Пока он говорил (а говорил он не больше того, что я здесь записал), произошло изменение его сущности, описать или истолковать которое я не в силах. Изменение было настолько сильным и пришло из таких глубин нижнемирного ландшафта, что для меня осталось загадкой, как могло тело Тутайна устоять перед этим вулканическим огнем и не иссохнуть. Сам внешний облик моего друга остался каким был; однако окружающее пространство, которое прежде поддерживало его, добродушно обволакивая, внезапно впало в гнев и теперь со всех сторон выдыхало на него зловонную
Тут-то меня и захлестнула жалость — сладостная боль такой невыразимой силы, что я позабыл всё, прежде двигавшее моими чувствами и моим духом. (Это было как в первый раз, когда я поцеловал его.) С полной самоотверженностью я возобновил свою клятву. Переизбыток безымянного драгоценного чувства еще раз воспротивился моему мучительному желанию. Я прижался губами к бледным выпуклым губам Тутайна. И наслаждался этими минутами, когда чего-то стоил в его глазах, — пусть даже на какую-то секунду я стал ему противен и он возненавидел меня. Я чувствовал: багряный яд уже пропитал нашу кожу, его и моя плоть могут неразрывно срастись…

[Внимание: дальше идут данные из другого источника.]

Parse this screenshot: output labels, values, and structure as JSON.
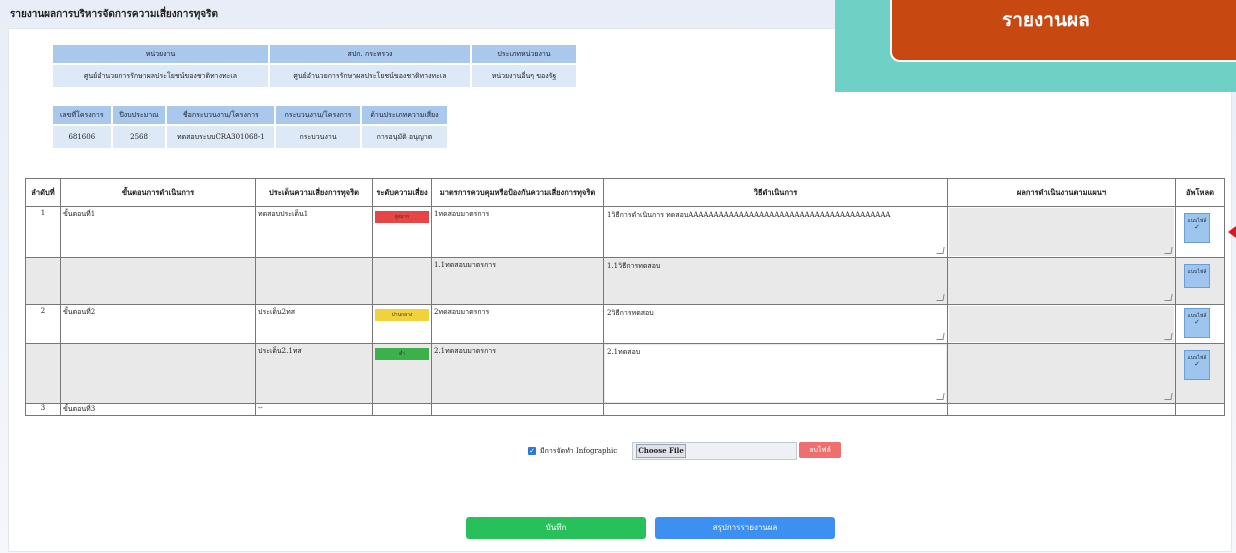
{
  "page_title": "รายงานผลการบริหารจัดการความเสี่ยงการทุจริต",
  "badge": "รายงานผล",
  "org_table": {
    "headers": [
      "หน่วยงาน",
      "สปก. กระทรวง",
      "ประเภทหน่วยงาน"
    ],
    "values": [
      "ศูนย์อำนวยการรักษาผลประโยชน์ของชาติทางทะเล",
      "ศูนย์อำนวยการรักษาผลประโยชน์ของชาติทางทะเล",
      "หน่วยงานอื่นๆ ของรัฐ"
    ]
  },
  "project_table": {
    "headers": [
      "เลขที่โครงการ",
      "ปีงบประมาณ",
      "ชื่อกระบวนงาน/โครงการ",
      "กระบวนงาน/โครงการ",
      "ด้านประเภทความเสี่ยง"
    ],
    "values": [
      "681606",
      "2568",
      "ทดสอบระบบCRA301068-1",
      "กระบวนงาน",
      "การอนุมัติ อนุญาต"
    ]
  },
  "main_table": {
    "headers": [
      "ลำดับที่",
      "ขั้นตอนการดำเนินการ",
      "ประเด็นความเสี่ยงการทุจริต",
      "ระดับความเสี่ยง",
      "มาตรการควบคุมหรือป้องกันความเสี่ยงการทุจริต",
      "วิธีดำเนินการ",
      "ผลการดำเนินงานตามแผนฯ",
      "อัพโหลด"
    ],
    "rows": [
      {
        "no": "1",
        "step": "ขั้นตอนที่1",
        "issue": "ทดสอบประเด็น1",
        "level": "สูงมาก",
        "measure": "1ทดสอบมาตรการ",
        "method": "1วิธีการดำเนินการ ทดสอบAAAAAAAAAAAAAAAAAAAAAAAAAAAAAAAAAAAAAAAA"
      },
      {
        "measure": "1.1ทดสอบมาตรการ",
        "method": "1.1วิธีการทดสอบ"
      },
      {
        "no": "2",
        "step": "ขั้นตอนที่2",
        "issue": "ประเด็น2ทส",
        "level": "ปานกลาง",
        "measure": "2ทดสอบมาตรการ",
        "method": "2วิธีการทดสอบ"
      },
      {
        "issue": "ประเด็น2.1ทส",
        "level": "ต่ำ",
        "measure": "2.1ทดสอบมาตรการ",
        "method": "2.1ทดสอบ"
      },
      {
        "no": "3",
        "step": "ขั้นตอนที่3",
        "issue": "--"
      }
    ],
    "upload_label": "แนบไฟล์",
    "upload_check": "✓"
  },
  "infographic_label": "มีการจัดทำ Infographic",
  "file_button": "Choose File",
  "delete_button": "ลบไฟล์",
  "save_button": "บันทึก",
  "summary_button": "สรุปการรายงานผล",
  "colors": {
    "high": "#e64646",
    "medium": "#f2d23a",
    "low": "#3cb04a"
  }
}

И так же быстро, как страх овладел Тутайном, страх этот исчез. Костный мозг засиял снова, свет радости прорвался сквозь внутреннюю тьму… С какой же готовностью Тутайн теперь окружал меня всяческой заботой! У меня голова закружилась — оттого, что он оказался способен на столь щедрое расточение несомненно присущих ему благотворных сил. Я позволил себе погрузиться во все это. Позволил Тутайну увлекать меня куда-то. Закрыл глаза. И был совершенно уверен, что он тоже утешен: ведь я с легкостью отказался от дочери Ма-Фу.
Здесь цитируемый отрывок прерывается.